Grand Tetons — Take a boat across Jenny Lake for beautiful hikes and clear, pristine waters. Some people prefer this park to Yellowstone because it’s smaller and “more manageable.”
Bighorn Medicine Wheel — A meditative space at the end of a dirt road atop a mountain, with free-roaming cattle. Walk to the top and circle around the medicine wheel, made of stone like a labyrinth, with offerings left there by those who came through.
Saratoga — Teeny town with a cute little main street, worth a stop if only to soak in the public hot springs on the edge of town.
Medicine Bow National Forest — Forego the monotony of I-80, and take the drive through Medicine Bow Mountains along Snowy Road Pass (Route 130). If you catch it in the fall, the mountains of pine are mixed with the glowing incandescent hues of golden aspen.
Jackson Hole — What’s not to love about this cool little tourist trap? It’s just a cool little town on the outskirts of the Grand Tetons (and Yellowstone) and kind of the only town around.

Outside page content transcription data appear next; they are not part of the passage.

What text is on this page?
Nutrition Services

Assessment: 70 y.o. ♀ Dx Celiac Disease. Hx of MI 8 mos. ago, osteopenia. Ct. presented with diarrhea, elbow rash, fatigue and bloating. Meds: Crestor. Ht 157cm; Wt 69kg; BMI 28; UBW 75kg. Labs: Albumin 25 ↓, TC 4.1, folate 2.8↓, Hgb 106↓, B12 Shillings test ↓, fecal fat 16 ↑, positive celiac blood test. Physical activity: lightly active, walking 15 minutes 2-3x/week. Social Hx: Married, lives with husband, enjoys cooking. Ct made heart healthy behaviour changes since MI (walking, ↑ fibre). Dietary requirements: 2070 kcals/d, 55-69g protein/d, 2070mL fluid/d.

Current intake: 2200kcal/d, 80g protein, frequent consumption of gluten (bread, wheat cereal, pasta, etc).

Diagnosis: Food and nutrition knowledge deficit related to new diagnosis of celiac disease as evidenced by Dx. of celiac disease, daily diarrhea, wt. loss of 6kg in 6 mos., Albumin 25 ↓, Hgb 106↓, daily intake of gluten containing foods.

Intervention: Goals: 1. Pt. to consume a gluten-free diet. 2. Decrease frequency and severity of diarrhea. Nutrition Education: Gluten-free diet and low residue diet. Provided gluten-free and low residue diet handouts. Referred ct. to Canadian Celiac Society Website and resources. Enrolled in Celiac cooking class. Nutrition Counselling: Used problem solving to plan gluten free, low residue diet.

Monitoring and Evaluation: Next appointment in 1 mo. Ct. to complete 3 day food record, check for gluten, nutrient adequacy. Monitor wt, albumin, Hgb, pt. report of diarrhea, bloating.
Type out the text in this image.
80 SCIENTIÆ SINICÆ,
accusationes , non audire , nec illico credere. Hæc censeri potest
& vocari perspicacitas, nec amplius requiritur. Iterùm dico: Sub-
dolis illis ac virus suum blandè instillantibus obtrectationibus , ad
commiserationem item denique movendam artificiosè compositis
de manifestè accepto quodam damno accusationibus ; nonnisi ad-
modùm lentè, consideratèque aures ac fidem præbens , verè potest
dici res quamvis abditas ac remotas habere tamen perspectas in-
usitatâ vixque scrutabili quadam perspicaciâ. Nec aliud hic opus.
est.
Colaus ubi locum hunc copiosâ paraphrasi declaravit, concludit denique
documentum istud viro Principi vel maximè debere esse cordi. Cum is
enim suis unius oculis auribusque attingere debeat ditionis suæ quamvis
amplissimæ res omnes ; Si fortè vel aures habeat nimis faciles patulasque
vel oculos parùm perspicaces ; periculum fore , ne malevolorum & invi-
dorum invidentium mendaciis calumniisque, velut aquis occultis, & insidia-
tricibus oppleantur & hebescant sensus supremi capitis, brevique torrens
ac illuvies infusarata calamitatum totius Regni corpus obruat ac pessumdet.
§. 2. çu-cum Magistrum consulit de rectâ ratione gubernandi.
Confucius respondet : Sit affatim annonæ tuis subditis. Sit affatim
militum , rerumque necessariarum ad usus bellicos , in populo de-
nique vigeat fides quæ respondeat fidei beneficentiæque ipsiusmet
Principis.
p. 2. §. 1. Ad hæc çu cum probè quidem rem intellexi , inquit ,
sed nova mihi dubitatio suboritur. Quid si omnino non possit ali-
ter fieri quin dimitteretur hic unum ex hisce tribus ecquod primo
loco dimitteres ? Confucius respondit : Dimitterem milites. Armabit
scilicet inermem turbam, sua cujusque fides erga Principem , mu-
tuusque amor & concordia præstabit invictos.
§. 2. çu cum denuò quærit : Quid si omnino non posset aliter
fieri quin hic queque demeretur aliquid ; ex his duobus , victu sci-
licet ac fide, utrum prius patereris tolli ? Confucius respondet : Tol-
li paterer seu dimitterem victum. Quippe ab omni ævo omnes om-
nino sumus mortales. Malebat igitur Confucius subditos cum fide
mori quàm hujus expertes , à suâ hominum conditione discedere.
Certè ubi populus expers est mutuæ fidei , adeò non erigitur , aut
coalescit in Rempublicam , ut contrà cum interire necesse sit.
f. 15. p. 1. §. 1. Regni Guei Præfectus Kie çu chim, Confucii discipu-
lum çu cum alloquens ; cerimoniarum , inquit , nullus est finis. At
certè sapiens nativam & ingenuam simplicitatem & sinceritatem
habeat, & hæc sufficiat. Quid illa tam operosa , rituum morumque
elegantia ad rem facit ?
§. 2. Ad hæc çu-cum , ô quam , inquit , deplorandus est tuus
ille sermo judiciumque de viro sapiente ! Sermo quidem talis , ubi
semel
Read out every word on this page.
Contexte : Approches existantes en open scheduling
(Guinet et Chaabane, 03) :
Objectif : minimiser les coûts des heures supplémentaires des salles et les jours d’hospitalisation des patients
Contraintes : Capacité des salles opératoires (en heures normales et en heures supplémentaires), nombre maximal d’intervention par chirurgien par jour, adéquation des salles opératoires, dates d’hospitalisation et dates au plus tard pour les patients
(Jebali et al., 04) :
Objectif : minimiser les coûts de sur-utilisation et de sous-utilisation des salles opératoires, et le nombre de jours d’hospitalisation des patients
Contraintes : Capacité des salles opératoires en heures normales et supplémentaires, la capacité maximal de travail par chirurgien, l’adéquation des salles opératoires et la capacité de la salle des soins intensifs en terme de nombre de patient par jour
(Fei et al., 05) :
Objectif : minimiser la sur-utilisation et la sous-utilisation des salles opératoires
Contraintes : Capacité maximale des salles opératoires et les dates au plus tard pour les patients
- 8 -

It’s artsy, it’s Wild West, it has good food and coffee and wifi, and the VIEWS … the views …
Cody — Where cowboys go to get coffee, have a drink, or pick up a new saddle or riding boots (I really don’t know what I’m talking about here, but that was the vibe).
Laramie — A cool little railroad town / college town with lots of murals and fun places to stop (coffee shops, gift stores, restaurants, etc.).